I picture plants growing greener and flowers larger and more prolific, vines in and out of her work shed, fed by the radiation that would one day drain her very life. Like the areas near the fringes of current day Chernobyl, where the farmers' fruits and vegetables are larger, look more appealing, unless you are warned about the soil they were grown in and the lingering effects of radiation.
Marie had attended The Flying University (also called The Floating University), which was established to provide Polish male and female students higher education at a time when instability in the government prohibited or censored certain teaching. "It was one of those groups of Polish youths who believed that the hope of their country lay in a great effort to develop the intellectual and moral strength of the nation...we agreed among ourselves to give evening courses, each one teaching what he knew best."

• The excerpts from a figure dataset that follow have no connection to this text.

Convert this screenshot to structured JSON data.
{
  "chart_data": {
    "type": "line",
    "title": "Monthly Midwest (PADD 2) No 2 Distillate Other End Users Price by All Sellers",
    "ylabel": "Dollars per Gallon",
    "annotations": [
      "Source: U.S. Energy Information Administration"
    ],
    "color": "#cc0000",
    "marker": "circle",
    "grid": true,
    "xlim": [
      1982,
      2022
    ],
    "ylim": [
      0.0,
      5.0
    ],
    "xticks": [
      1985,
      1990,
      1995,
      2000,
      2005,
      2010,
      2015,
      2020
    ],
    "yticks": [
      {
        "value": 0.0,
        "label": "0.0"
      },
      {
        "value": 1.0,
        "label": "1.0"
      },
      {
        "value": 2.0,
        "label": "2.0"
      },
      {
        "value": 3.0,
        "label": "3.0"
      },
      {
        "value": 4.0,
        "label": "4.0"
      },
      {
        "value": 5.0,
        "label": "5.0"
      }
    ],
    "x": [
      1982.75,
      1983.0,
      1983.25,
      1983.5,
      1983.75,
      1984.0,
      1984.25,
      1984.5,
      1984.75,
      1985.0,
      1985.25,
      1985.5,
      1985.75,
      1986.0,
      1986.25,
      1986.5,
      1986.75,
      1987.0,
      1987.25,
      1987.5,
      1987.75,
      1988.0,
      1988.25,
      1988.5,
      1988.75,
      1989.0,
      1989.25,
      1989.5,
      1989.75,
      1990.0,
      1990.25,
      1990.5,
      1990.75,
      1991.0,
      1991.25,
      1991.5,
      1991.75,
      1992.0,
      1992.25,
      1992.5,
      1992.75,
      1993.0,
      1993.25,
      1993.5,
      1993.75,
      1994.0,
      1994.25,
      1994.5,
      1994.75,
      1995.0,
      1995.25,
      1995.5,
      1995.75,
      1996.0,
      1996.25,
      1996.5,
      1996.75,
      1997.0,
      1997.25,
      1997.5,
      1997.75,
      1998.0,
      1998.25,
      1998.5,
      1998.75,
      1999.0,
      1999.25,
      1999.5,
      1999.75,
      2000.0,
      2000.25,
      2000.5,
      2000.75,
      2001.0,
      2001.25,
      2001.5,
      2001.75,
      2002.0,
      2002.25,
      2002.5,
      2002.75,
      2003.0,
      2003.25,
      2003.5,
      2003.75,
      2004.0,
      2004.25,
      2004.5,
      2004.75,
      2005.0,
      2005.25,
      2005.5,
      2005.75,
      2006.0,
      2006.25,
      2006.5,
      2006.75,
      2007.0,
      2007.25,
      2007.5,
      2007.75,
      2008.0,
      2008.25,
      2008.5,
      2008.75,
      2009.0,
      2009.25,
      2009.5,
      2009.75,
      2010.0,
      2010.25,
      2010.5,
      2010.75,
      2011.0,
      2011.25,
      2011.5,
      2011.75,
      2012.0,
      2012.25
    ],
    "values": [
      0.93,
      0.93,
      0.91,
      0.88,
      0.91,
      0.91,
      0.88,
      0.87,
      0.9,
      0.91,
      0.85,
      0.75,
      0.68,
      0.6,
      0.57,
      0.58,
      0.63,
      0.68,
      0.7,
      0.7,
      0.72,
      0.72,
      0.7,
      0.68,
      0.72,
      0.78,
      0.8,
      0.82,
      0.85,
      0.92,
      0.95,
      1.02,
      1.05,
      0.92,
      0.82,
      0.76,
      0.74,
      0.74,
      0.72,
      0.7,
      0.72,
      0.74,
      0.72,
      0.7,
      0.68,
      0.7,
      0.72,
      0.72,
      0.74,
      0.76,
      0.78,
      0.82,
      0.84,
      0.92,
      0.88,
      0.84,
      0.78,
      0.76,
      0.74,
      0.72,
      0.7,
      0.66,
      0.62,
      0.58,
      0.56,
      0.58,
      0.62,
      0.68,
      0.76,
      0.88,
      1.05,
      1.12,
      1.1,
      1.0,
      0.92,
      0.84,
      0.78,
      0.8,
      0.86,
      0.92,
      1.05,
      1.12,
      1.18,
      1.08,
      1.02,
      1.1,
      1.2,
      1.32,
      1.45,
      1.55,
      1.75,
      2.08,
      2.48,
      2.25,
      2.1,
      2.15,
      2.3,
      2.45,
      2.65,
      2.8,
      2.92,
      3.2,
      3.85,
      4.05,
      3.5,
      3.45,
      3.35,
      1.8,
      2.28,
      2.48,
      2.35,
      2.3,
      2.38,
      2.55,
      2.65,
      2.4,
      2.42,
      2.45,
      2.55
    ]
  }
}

Coming from a family of teachers, it was commendable that she chose a difficult road. Or perhaps the road beckoned to her, the road to preserve her native language, the road to explore that which was not known, not familiar. Marie Curie managed to be both wife and mother, scientist and researcher in a time and in a place where a safer path could have been taken.
What fascinated her about radioactivity? What drove her to instill this passion for science in her own daughter? This was the late 1890's, early 1900's...a time of fashion and art changes in France, where she had become a citizen. She could have let her husband, Pierre, take all the credit while she went shopping for dresses of the day, or spend afternoons sipping champagne in gilded restaurants, yet she did not. They worked together, he setting aside his studies because he knew his wife was onto something important, using an instrument he and his brother invented years earlier. Pierre and Marie shared the excitement and drudgery of experiment after experiment. They shared knowledge and life and death. The specific details of her work can be found elsewhere.
The facts I chose to focus on were minimal yet monumental in the sense that teachers, family and passion play a significant role in one person's life, which in turn can influence millions of lives. Or billions. But that is just my viewpoint on how science collided with me.